Per le cd. cartiere occorrono accertamenti induttivi

          Con sentenza n. 27569 del 17 ottobre 2008 (dep. il 20 novembre 2008) la Corte di Cassazione si è occupata delle modalità di accertamento delle cd. Cartiere, ritenendo che l’ufficio debba procedere induttivamente e non analiticamente, alla ricostruzione del reddito.


 


Fatto e sentenza


 


          La commissione regionale, partendo dal rilievo che la guardia di finanza  aveva  accertato  l’inesistenza  sia  di costi che di ricavi e la fittizietà dei  fatti  gestionali“, sostiene  che, trattandosi di  negozi  nulli  per  illiceità  della  causa,  il compenso” derivatone costituirebbe reddito “inesistente  a  fini  fiscali, senza  possibilità di distinguere, a tal fine, fra negozio illecito e negozio fittizio;  essendo comunque irrilevante la  (mancata)  presentazione  della  dichiarazione  dei redditi.


          Conclude osservando che “Se la società avesse prodotto reddito sicuramente non sarebbe… fallita“.
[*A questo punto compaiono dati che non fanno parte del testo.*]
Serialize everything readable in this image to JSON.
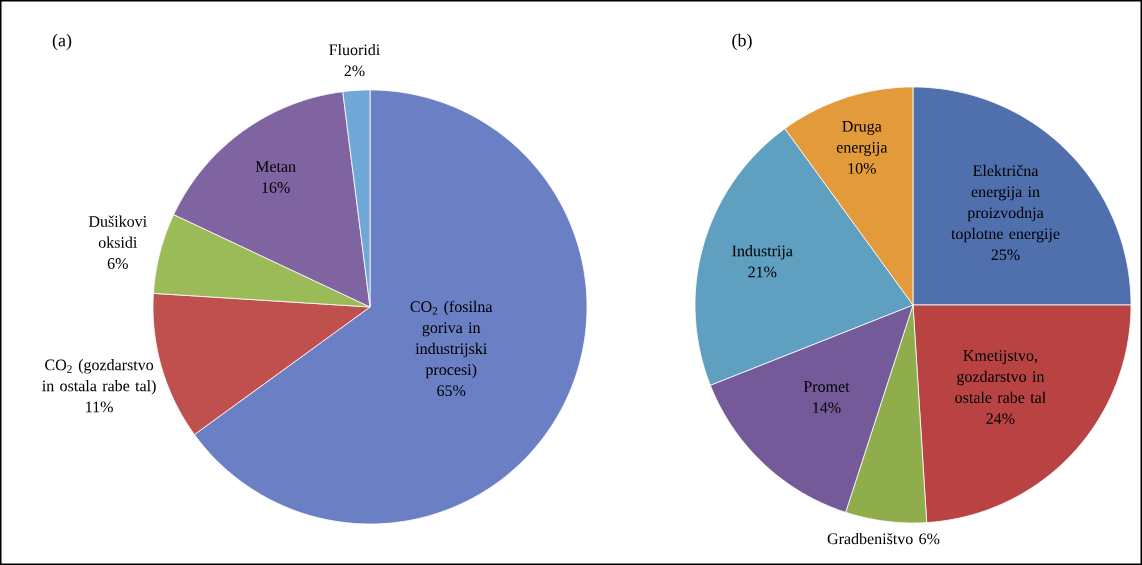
{
  "chart_data": [
    {
      "type": "pie",
      "title": "(a)",
      "categories": [
        "CO$_{2}$ (fosilna goriva in industrijski procesi)",
        "CO$_{2}$ (gozdarstvo in ostala rabe tal)",
        "Dušikovi oksidi",
        "Metan",
        "Fluoridi"
      ],
      "values": [
        65,
        11,
        6,
        16,
        2
      ],
      "value_labels": [
        "65%",
        "11%",
        "6%",
        "16%",
        "2%"
      ],
      "colors": [
        "#6a7fc4",
        "#c0504d",
        "#9bbb59",
        "#8064a2",
        "#6fa8d6"
      ]
    },
    {
      "type": "pie",
      "title": "(b)",
      "categories": [
        "Električna energija in proizvodnja toplotne energije",
        "Kmetijstvo, gozdarstvo in ostale rabe tal",
        "Gradbeništvo",
        "Promet",
        "Industrija",
        "Druga energija"
      ],
      "values": [
        25,
        24,
        6,
        14,
        21,
        10
      ],
      "value_labels": [
        "25%",
        "24%",
        "6%",
        "14%",
        "21%",
        "10%"
      ],
      "colors": [
        "#4f6fad",
        "#b94343",
        "#8fad4a",
        "#745a99",
        "#5f9fc0",
        "#e39a3b"
      ]
    }
  ]
}
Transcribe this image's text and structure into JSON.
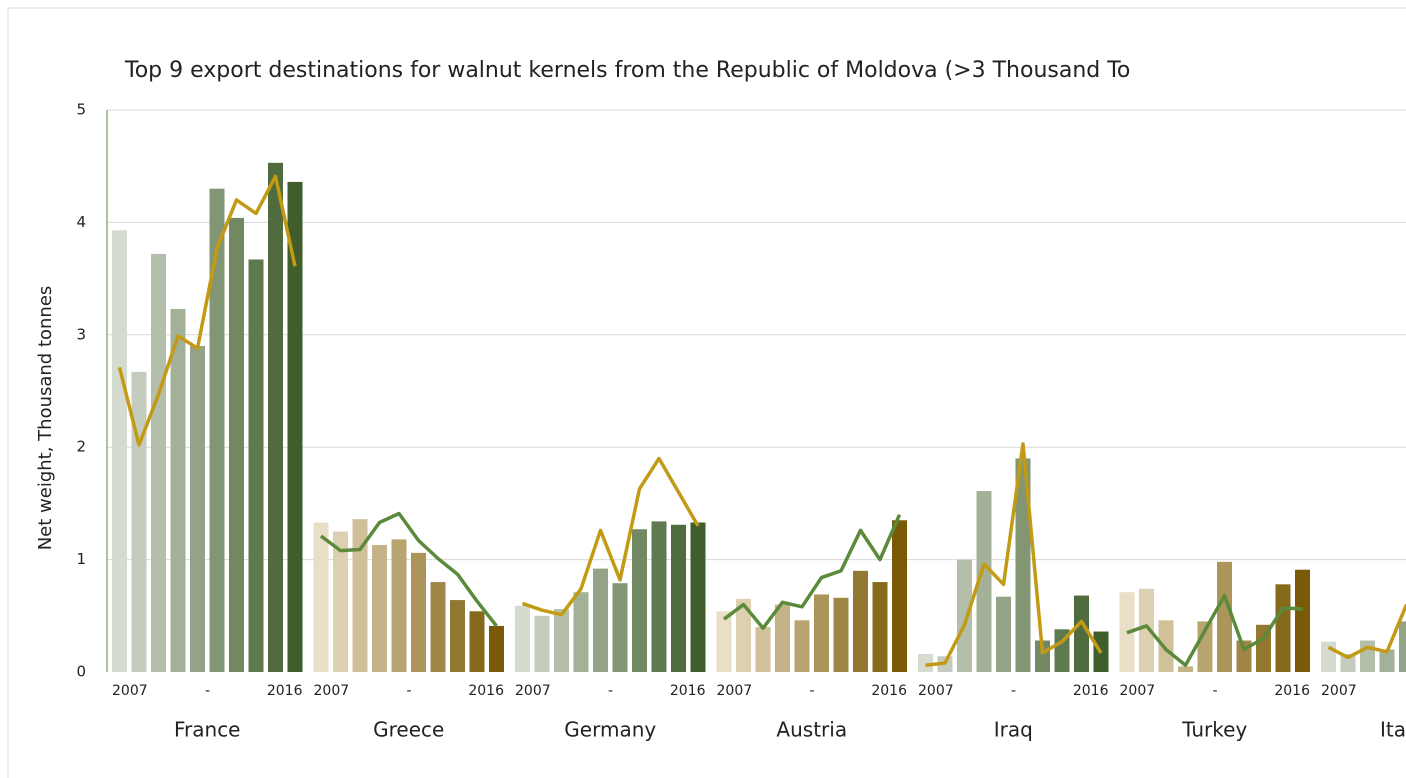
{
  "chart_data": {
    "type": "grouped_bar_line",
    "title": "Top 9 export destinations for walnut kernels from the Republic of Moldova (>3 Thousand To",
    "ylabel": "Net weight, Thousand tonnes",
    "ylim": [
      0,
      5
    ],
    "yticks": [
      0,
      1,
      2,
      3,
      4,
      5
    ],
    "grid": true,
    "categories": [
      "2007",
      null,
      null,
      null,
      null,
      "-",
      null,
      null,
      null,
      "2016"
    ],
    "groups": [
      {
        "name": "France",
        "bar_colors": [
          "#d5dbcf",
          "#3f5e2c"
        ],
        "line_color": "#c39a14",
        "values": [
          3.93,
          2.67,
          3.72,
          3.23,
          2.9,
          4.3,
          4.04,
          3.67,
          4.53,
          4.36
        ],
        "line": [
          2.71,
          2.02,
          2.47,
          2.99,
          2.88,
          3.77,
          4.2,
          4.08,
          4.41,
          3.61
        ]
      },
      {
        "name": "Greece",
        "bar_colors": [
          "#e8dfc6",
          "#7a5a06"
        ],
        "line_color": "#5a8a3a",
        "values": [
          1.33,
          1.25,
          1.36,
          1.13,
          1.18,
          1.06,
          0.8,
          0.64,
          0.54,
          0.41
        ],
        "line": [
          1.21,
          1.08,
          1.09,
          1.33,
          1.41,
          1.17,
          1.01,
          0.87,
          0.63,
          0.41
        ]
      },
      {
        "name": "Germany",
        "bar_colors": [
          "#d5dbcf",
          "#3f5e2c"
        ],
        "line_color": "#c39a14",
        "values": [
          0.59,
          0.5,
          0.56,
          0.71,
          0.92,
          0.79,
          1.27,
          1.34,
          1.31,
          1.33
        ],
        "line": [
          0.61,
          0.55,
          0.51,
          0.74,
          1.26,
          0.82,
          1.63,
          1.9,
          1.6,
          1.3
        ]
      },
      {
        "name": "Austria",
        "bar_colors": [
          "#e8dfc6",
          "#7a5a06"
        ],
        "line_color": "#5a8a3a",
        "values": [
          0.54,
          0.65,
          0.4,
          0.6,
          0.46,
          0.69,
          0.66,
          0.9,
          0.8,
          1.35
        ],
        "line": [
          0.47,
          0.6,
          0.39,
          0.62,
          0.58,
          0.84,
          0.9,
          1.26,
          1.0,
          1.4
        ]
      },
      {
        "name": "Iraq",
        "bar_colors": [
          "#d5dbcf",
          "#3f5e2c"
        ],
        "line_color": "#c39a14",
        "values": [
          0.16,
          0.14,
          1.0,
          1.61,
          0.67,
          1.9,
          0.28,
          0.38,
          0.68,
          0.36
        ],
        "line": [
          0.06,
          0.08,
          0.42,
          0.96,
          0.78,
          2.03,
          0.17,
          0.27,
          0.45,
          0.17
        ]
      },
      {
        "name": "Turkey",
        "bar_colors": [
          "#e8dfc6",
          "#7a5a06"
        ],
        "line_color": "#5a8a3a",
        "values": [
          0.71,
          0.74,
          0.46,
          0.05,
          0.45,
          0.98,
          0.28,
          0.42,
          0.78,
          0.91
        ],
        "line": [
          0.35,
          0.41,
          0.2,
          0.06,
          0.37,
          0.68,
          0.2,
          0.3,
          0.57,
          0.56
        ]
      },
      {
        "name": "Ita",
        "bar_colors": [
          "#d5dbcf",
          "#3f5e2c"
        ],
        "line_color": "#c39a14",
        "values": [
          0.27,
          0.16,
          0.28,
          0.2,
          0.45,
          null,
          null,
          null,
          null,
          null
        ],
        "line": [
          0.22,
          0.13,
          0.22,
          0.18,
          0.6,
          null,
          null,
          null,
          null,
          null
        ]
      }
    ]
  }
}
          Con l’unico motivo di ricorso l’Amministrazione finanziaria  censura tale sentenza, ai sensi dell’art. 360 c.p.c., comma 1, nn. 3 e 5, per omessa e  comunque insufficiente motivazione sull’asserita irrilevanza della distinzione, a fini fiscali, fra negozio illecito e negozio fittizio; e per violazione e falsa applicazione della L. 24 dicembre 1993, n. 537, art. 14, comma 4, in materia d’imponibilità di proventi derivanti  da  fatti  o  atti illeciti.


 


          I ricorrenti deducono, in particolare,  che  come  riconosciuto dalla stessa curatela fallimentare… l’attività  della  Società  era  stata imperniata su una serie di fatturazioni fittizie sia  di acquisti che di vendite volte a far figurare uri aumento del volume di affari per ottenere indebiti rimborsi IVA, sovvenzioni statali a fondo perduto e somme di denaro a mutuo da parte di istituti di credito,  comportamenti  per i quali  gli amministratori sono stati rinviati a giudizio dinanzi al Tribunale Penale di Locri“; e che “su  tali  operazioni  l’Ufficio  ha  applicato  la  regolare tassazione dovuta in base alle poste contabilizzate“.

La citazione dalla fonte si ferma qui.